Face of Defense: Sailors Handle Variety of Tasks
By Navy Petty Officer 1st Class Nathanael Miller
U.S. Naval Forces Central Command
ARABIAN GULF, Jan. 19, 2011 Armed with scissors, clippers, keys to the ship's store and laundry detergent, the sailors who wear the crossed quill and key of the ship's serviceman, or SH, rating badge provide a multitude of services to the crew of amphibious transport dock USS Ponce.
Navy Petty Officer 2nd Class Harlan Jones, a ship’s serviceman, trims Navy Petty Officer 2nd Class Patrick Smith's hair in the barber shop aboard amphibious transport dock USS Ponce in the Arabian Gulf, Dec. 22, 2010. USS Ponce is part of Kearsarge Amphibious Ready Group, supporting maritime security operations and theater security cooperation efforts in the U.S. 5th Fleet area of responsibility. U.S. Navy photo by Petty Officer 1st Class Nathanael Miller
(Click photo for screen-resolution image);high-resolution image available.
Navy Petty Officer 2nd Class Harlan Jones, clad in a black barber's smock and awaiting his next customer, said the ship's serviceman rating brings a variety of services to Ponce.
"Ship's servicemen provide services to the crew, generally anything other than what the culinary specialists provide and general parts the logistical specialists provide," he explained. Culinary specialists provide food service for the crew, while logistical specialists are responsible for all supply matters, but a gap still exists, Jones added, and the ship's serviceman rating fills that gap.
"We run the barber shop, ship's store, and laundry all at once,” Jones said. “There's an SH in every one of them," he said.
Navy Petty Officer 3rd Class Eric Chandler noted that sailors require several skill sets to be successful in handling the rating’s diverse responsibilities. Security, laundry, sales, retail management and barber services are some of the skills a sailor must master to qualify, he said.
One example of the daily challenges ship's servicemen face is keeping the ship's store stocked. "You can never know exactly how much you need in the ship's store," Chandler said. "You're constantly going up there to check up on it."
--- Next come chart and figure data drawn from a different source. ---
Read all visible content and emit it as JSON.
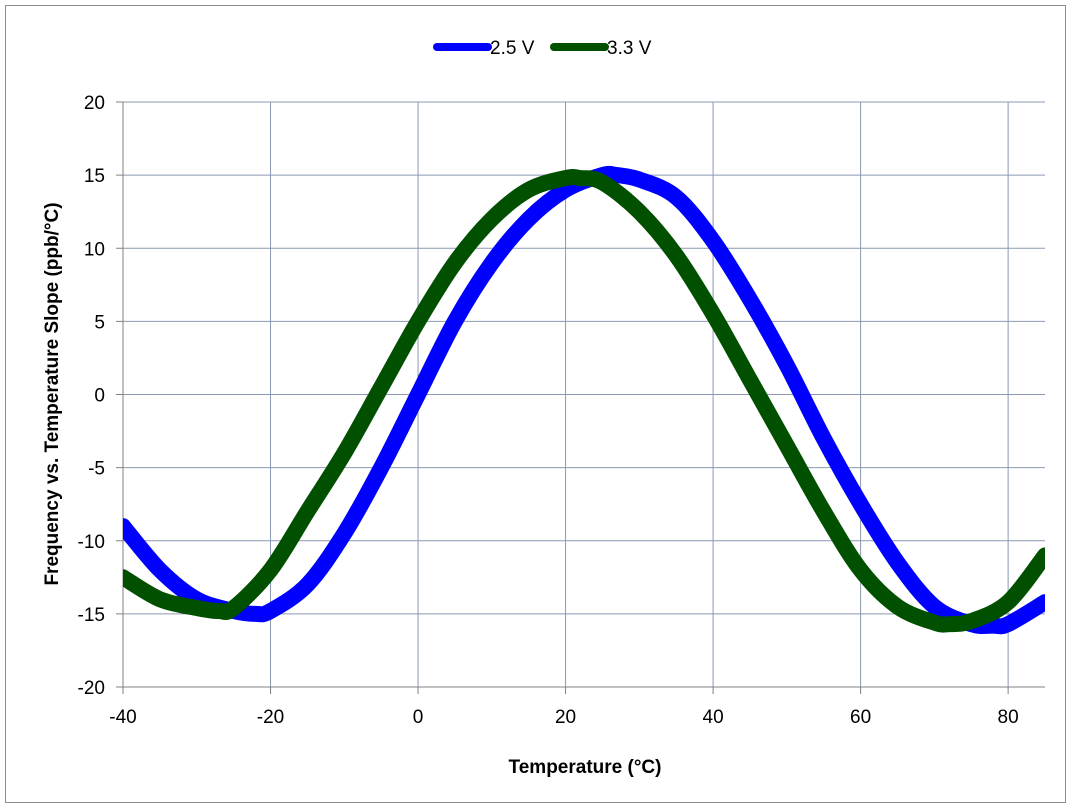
{
  "chart_data": {
    "type": "line",
    "title": "",
    "xlabel": "Temperature (°C)",
    "ylabel": "Frequency vs. Temperature Slope (ppb/°C)",
    "xlim": [
      -40,
      85
    ],
    "ylim": [
      -20,
      20
    ],
    "x_ticks": [
      -40,
      -20,
      0,
      20,
      40,
      60,
      80
    ],
    "y_ticks": [
      -20,
      -15,
      -10,
      -5,
      0,
      5,
      10,
      15,
      20
    ],
    "grid": true,
    "legend_position": "top-center",
    "series": [
      {
        "name": "2.5 V",
        "color": "#0000ff",
        "x": [
          -40,
          -35,
          -30,
          -25,
          -22,
          -20,
          -15,
          -10,
          -5,
          0,
          5,
          10,
          15,
          20,
          25,
          27,
          30,
          35,
          40,
          45,
          50,
          55,
          60,
          65,
          70,
          75,
          78,
          80,
          85
        ],
        "y": [
          -9,
          -12,
          -14,
          -14.8,
          -15,
          -14.8,
          -13,
          -9.5,
          -5,
          0,
          5,
          9,
          12,
          14,
          15,
          15,
          14.7,
          13.5,
          10.5,
          6.5,
          2,
          -3,
          -7.5,
          -11.5,
          -14.5,
          -15.7,
          -15.8,
          -15.7,
          -14.2
        ]
      },
      {
        "name": "3.3 V",
        "color": "#005000",
        "x": [
          -40,
          -35,
          -30,
          -27,
          -25,
          -20,
          -15,
          -10,
          -5,
          0,
          5,
          10,
          15,
          20,
          22,
          25,
          30,
          35,
          40,
          45,
          50,
          55,
          60,
          65,
          70,
          72,
          75,
          80,
          85
        ],
        "y": [
          -12.5,
          -14,
          -14.6,
          -14.8,
          -14.6,
          -12,
          -8,
          -4,
          0.5,
          5,
          9,
          12,
          14,
          14.8,
          14.8,
          14.5,
          12.5,
          9.5,
          5.5,
          1,
          -3.5,
          -8,
          -12,
          -14.5,
          -15.6,
          -15.7,
          -15.5,
          -14.2,
          -11
        ]
      }
    ]
  }
}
Although the ship's laundry is not as labor-intensive as the ship's store or barber shop, it is just as critical to the crew’s readiness. Even though Ponce has a "self service" laundry, a ship's serviceman has to man the space to ensure the machines are functioning and assist shipmates if there is a problem. Noting that clean uniforms are as much a part of daily hygiene and sanitary living conditions at sea as daily showers are, Jones said the ship’s laundry affects more than morale. The crew’s health can be at stake as well, he explained.
In the ship's barber shop with their clippers buzzing and scissors snipping, ship's servicemen help to keep their shipmates' hair within standards and boost morale at the same time.
"I love being able to help people out," Jones said. "There are little things about your self-esteem that start when you wake up in the morning. You look at yourself in the mirror, and if you have a messed-up haircut that takes a little bit off. Those little things start to turn into bigger things as you go along during the day."
With the broad range of duties required, the ship's servicemen stay busy. Their efforts affect readiness as well as morale. Whether it's keeping the laundry running, selling candy in the ship's store or chatting with shipmates while cutting hair, the ship's servicemen said, they provide a valuable service to the fleet.